Lina lebte mit ihrer Familie in einem kleinen, hellen Haus direkt am Meer. Jeden Morgen wurde sie vom Rufen der Möwen geweckt, und abends hörte sie das gleichmäßige Rauschen der Wellen, wenn sie im Bett lag. Lina liebte vieles am Strand: den warmen Sand unter ihren Füßen, die bunten Steine und die Muscheln, die bei Ebbe überall lagen. Besonders gern sammelte sie Muscheln und ordnete sie nach Farben und Formen.
Doch so sehr Lina den Strand mochte, das Meer selbst machte ihr Angst. Die Wellen waren laut und kamen immer wieder, ganz egal, ob man bereit dafür war oder nicht. Wenn Lina das Wasser ansah, klopfte ihr Herz schneller. In ihrem Kopf tauchten viele Fragen auf: Was, wenn mich eine Welle umstößt?
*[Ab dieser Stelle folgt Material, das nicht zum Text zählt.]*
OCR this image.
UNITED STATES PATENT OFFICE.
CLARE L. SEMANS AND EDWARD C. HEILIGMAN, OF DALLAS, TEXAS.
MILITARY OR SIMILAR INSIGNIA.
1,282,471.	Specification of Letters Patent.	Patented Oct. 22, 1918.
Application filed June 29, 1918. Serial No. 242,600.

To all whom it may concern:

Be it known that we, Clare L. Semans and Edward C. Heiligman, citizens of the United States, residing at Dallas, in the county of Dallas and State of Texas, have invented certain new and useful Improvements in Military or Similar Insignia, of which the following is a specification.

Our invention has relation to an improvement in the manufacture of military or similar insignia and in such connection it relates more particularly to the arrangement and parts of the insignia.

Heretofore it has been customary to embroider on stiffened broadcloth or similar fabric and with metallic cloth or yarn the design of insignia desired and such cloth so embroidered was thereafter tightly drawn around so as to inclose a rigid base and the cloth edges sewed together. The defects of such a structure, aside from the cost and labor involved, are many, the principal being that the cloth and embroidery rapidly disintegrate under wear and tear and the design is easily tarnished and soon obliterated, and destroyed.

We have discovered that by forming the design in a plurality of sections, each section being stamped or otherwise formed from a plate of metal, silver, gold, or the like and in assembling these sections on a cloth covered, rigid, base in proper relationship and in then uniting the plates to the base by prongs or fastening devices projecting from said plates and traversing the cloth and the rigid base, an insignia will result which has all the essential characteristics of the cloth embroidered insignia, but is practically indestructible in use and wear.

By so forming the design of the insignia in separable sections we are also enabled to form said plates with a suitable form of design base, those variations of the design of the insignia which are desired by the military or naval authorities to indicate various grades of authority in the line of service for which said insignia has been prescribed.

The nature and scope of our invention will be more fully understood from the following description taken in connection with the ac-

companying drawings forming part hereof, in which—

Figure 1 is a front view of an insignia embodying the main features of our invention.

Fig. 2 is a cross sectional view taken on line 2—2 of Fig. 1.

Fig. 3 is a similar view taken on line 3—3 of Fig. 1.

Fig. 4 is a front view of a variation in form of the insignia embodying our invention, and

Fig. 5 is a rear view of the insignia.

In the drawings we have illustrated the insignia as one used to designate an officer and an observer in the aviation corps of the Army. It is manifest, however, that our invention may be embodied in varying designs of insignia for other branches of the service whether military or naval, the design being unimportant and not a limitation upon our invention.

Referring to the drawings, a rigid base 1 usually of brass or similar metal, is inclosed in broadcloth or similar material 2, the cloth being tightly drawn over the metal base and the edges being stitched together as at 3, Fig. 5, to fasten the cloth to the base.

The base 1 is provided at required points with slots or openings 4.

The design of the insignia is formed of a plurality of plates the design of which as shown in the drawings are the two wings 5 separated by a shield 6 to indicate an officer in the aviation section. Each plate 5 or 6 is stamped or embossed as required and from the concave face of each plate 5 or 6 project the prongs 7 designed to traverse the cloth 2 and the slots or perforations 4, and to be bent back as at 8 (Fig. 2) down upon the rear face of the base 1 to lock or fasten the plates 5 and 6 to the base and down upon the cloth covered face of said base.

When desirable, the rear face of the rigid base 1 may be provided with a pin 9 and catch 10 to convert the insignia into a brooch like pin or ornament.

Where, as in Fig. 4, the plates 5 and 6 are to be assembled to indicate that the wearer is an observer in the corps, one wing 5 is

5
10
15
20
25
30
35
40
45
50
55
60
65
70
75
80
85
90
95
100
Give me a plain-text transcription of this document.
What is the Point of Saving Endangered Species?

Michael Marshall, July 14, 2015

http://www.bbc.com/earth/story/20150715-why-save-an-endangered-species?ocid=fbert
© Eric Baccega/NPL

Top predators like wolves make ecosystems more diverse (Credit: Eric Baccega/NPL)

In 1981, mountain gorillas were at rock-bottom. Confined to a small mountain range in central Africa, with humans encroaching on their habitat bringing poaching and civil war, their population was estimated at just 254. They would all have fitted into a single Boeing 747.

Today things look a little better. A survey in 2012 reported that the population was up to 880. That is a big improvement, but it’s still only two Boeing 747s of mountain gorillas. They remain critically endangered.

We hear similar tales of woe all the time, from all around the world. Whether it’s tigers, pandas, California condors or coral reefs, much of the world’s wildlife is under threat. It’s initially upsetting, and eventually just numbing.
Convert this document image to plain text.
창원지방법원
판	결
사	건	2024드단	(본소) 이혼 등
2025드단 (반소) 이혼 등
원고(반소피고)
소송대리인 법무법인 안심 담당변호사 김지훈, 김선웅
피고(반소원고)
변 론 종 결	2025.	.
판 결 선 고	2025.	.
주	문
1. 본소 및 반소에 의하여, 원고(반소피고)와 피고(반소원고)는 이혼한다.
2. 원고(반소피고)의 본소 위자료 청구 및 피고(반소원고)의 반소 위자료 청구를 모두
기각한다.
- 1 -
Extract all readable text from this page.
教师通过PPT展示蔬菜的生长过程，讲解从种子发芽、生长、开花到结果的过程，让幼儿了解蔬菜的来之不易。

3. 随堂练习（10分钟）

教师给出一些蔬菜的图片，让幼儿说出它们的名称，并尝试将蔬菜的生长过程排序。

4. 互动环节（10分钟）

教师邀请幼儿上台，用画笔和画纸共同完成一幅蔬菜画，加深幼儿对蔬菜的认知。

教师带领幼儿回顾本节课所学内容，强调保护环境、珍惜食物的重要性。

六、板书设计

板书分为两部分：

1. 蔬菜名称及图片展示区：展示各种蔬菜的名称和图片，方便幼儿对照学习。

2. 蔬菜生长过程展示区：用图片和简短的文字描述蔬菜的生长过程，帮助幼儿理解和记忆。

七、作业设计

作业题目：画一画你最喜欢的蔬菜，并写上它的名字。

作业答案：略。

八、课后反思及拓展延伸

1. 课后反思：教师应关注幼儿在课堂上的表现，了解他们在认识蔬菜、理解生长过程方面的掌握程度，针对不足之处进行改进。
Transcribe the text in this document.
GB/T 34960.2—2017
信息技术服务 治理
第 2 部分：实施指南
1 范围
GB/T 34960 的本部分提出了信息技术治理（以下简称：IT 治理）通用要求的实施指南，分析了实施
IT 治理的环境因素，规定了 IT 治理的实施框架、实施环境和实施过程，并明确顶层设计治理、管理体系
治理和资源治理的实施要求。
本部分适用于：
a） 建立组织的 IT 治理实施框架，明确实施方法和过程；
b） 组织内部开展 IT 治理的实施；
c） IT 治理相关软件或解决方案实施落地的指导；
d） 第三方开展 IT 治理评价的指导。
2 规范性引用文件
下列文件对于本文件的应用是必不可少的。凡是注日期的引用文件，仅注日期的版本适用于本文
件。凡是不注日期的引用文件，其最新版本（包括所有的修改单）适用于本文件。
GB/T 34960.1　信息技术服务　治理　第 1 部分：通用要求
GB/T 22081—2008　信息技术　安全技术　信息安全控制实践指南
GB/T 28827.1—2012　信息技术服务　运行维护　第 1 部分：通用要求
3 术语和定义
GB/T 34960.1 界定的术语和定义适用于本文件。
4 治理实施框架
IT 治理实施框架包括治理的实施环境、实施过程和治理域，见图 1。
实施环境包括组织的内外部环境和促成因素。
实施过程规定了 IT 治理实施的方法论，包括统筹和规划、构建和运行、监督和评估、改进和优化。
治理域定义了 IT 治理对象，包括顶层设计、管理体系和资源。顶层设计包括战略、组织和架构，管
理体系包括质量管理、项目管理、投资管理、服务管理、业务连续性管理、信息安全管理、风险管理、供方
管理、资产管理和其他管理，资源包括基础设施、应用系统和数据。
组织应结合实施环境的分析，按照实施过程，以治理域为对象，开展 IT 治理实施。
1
Was, wenn ich den Boden nicht mehr spüre?
Ihr Papa sagte oft: „Du musst nicht ins Wasser gehen, wenn du nicht möchtest." Das beruhigte Lina ein wenig, aber die Angst blieb trotzdem.
Eines Nachmittags, als Lina allein am Strand entlanglief, entdeckte sie eine Muschel, die anders aussah als alle anderen. Sie schimmerte leicht und fühlte sich warm an. Lina hob sie vorsichtig auf und hielt sie an ihr Ohr. Da hörte sie eine ganz leise Stimme: „Mut wächst langsam, genau wie eine Welle."
Lina wusste nicht, ob sie sich das nur einbildete, aber die Worte fühlten sich gut an. Sie steckte die Muschel in ihre Tasche und nahm sie mit nach Hause.